A development application for a $5 million solar farm off Mugga Lane in Tuggeranong has been received by the ACT Planning and Land Authority, with signs that the land may hold Aboriginal artefacts.
The 2-megawatt facility is slated for block 1677 - the same block proposed for a planned cemetery and crematorium, although it is believed there will be some distance between the two projects.
The proposed location at Hume is bounded to the north by Mugga Lane and to the east by the Monaro Highway.
It covers 19 hectares, with 12 hectares proposed to be fenced off.
The block was once set aside for a gas-fired power station and data centre but the project was later proposed for further north after a campaign by residents in the lead-up to the 2008 election.
A report submitted with the solar farm application says a search of the ACT Heritage Register identified two Aboriginal sites within the proposal area.
It suggests some artefacts are present and a test excavation be conducted to determine the ''nature and extent of any subsurface archaeological deposits and their significance, both scientific and cultural''.
''If unanticipated Aboriginal objects are identified during construction works, work must cease and the site be assessed by an archaeologist in consultation with
the relevant local Aboriginal stakeholders,'' the report read.
ActewAGL ultimately rejected land at Hume for the controversial gas-fired power station five years ago because the proposed site could hold Aboriginal artefacts.
A Sydney company, Zhenfa Solar Power Australia, has lodged the application for the solar farm in response to the ACT government's request for proposals to support the development of big solar generation capacity in the Territory.
It is proposed that access to the solar farm site would be off Mugga Lane. The Government Paddock User Group has previously expressed concern about the loss of more paddocks used for recreational horse riding.
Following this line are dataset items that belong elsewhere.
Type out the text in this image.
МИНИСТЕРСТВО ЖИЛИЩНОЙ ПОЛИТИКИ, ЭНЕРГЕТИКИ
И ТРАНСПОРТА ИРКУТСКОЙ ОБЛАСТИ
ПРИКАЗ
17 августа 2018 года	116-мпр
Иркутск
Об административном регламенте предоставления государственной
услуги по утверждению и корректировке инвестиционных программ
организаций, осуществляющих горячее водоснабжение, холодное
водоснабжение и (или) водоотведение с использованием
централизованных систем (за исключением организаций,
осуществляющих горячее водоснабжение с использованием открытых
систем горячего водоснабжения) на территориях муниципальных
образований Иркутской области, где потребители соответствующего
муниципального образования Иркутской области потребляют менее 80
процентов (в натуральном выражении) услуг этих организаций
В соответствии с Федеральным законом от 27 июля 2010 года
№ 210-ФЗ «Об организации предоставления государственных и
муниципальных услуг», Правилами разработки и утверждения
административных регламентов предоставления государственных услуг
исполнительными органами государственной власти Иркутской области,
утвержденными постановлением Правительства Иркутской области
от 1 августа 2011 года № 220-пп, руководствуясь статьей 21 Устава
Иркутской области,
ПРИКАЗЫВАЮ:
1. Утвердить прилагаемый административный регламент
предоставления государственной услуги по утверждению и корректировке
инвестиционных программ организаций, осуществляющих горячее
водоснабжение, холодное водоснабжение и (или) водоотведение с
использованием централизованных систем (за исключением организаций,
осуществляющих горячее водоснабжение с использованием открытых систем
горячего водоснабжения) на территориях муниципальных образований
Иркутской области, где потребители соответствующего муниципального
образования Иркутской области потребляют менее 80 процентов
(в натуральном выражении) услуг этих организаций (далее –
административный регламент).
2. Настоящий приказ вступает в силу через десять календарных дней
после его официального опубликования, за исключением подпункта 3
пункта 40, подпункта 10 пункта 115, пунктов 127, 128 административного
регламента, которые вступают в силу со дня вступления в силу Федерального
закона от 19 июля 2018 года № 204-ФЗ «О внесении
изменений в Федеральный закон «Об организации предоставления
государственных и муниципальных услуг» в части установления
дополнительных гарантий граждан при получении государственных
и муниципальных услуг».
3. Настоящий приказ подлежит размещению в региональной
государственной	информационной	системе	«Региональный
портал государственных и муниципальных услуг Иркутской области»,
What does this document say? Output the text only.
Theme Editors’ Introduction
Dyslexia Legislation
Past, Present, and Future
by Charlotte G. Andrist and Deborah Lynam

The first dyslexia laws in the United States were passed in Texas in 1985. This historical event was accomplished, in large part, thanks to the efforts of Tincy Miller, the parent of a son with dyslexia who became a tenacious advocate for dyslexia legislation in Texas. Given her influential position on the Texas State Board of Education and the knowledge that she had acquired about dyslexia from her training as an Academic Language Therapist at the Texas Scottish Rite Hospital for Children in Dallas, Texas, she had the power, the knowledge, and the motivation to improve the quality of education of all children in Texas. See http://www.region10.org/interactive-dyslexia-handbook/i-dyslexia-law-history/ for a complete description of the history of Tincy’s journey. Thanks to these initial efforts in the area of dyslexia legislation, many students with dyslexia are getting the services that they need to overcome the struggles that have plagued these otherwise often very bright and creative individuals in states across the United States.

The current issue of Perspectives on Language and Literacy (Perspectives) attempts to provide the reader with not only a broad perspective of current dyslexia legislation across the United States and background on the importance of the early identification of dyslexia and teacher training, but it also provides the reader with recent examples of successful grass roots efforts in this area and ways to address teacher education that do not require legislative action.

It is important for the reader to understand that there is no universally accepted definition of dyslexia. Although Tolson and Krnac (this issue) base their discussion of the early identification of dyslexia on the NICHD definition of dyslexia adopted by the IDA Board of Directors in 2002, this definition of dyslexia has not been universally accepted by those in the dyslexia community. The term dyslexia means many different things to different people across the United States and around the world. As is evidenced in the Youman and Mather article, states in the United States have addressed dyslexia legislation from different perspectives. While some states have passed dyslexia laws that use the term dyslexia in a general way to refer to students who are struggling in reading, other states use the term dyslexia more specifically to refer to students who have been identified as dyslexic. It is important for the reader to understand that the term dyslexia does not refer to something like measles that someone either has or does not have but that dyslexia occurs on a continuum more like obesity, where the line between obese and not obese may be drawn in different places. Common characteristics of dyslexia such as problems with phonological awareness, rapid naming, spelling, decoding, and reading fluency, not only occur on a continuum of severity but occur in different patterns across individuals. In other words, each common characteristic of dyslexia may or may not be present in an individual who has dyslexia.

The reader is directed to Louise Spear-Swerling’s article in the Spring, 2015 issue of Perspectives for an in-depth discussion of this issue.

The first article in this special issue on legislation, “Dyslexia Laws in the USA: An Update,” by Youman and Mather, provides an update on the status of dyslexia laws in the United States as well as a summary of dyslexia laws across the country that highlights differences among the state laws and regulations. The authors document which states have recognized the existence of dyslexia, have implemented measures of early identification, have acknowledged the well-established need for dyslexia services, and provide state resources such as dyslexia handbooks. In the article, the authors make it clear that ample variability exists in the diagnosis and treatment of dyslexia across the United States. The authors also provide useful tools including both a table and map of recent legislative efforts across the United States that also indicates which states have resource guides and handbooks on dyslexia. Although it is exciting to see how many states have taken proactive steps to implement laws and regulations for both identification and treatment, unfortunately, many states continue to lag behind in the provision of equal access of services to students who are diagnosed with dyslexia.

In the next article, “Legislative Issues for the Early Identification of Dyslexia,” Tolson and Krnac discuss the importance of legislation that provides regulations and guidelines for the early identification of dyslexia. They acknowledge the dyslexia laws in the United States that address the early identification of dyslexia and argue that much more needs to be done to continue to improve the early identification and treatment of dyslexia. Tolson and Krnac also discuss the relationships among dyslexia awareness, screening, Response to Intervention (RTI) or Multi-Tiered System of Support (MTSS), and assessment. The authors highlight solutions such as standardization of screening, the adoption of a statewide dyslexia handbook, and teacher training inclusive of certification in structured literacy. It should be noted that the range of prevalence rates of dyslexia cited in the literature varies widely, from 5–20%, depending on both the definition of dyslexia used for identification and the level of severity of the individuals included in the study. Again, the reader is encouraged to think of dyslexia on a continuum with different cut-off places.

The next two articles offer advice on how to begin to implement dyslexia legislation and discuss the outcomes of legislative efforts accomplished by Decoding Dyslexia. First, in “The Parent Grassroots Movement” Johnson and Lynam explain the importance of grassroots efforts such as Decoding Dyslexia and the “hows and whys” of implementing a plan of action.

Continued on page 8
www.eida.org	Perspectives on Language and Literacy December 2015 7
Group secretary Jane Hedges has said that about 20 per cent of horse paddocks in the ACT have been swallowed up by industrial and residential projects in the past five years. According to a report submitted with the application, 8000 solar ''modules'' would be installed within the proposal site
''The installation would be raised off the ground to provide visibility and mobility of the tracking system of the panels, as well as allowing wind flow,'' it read. Nineteen trees would be removed.
Native trees and shrubs would be planted along the Monaro Highway to reduce unsightlinesss.
ACTPLA is accepting public comment on the proposal until Tuesday.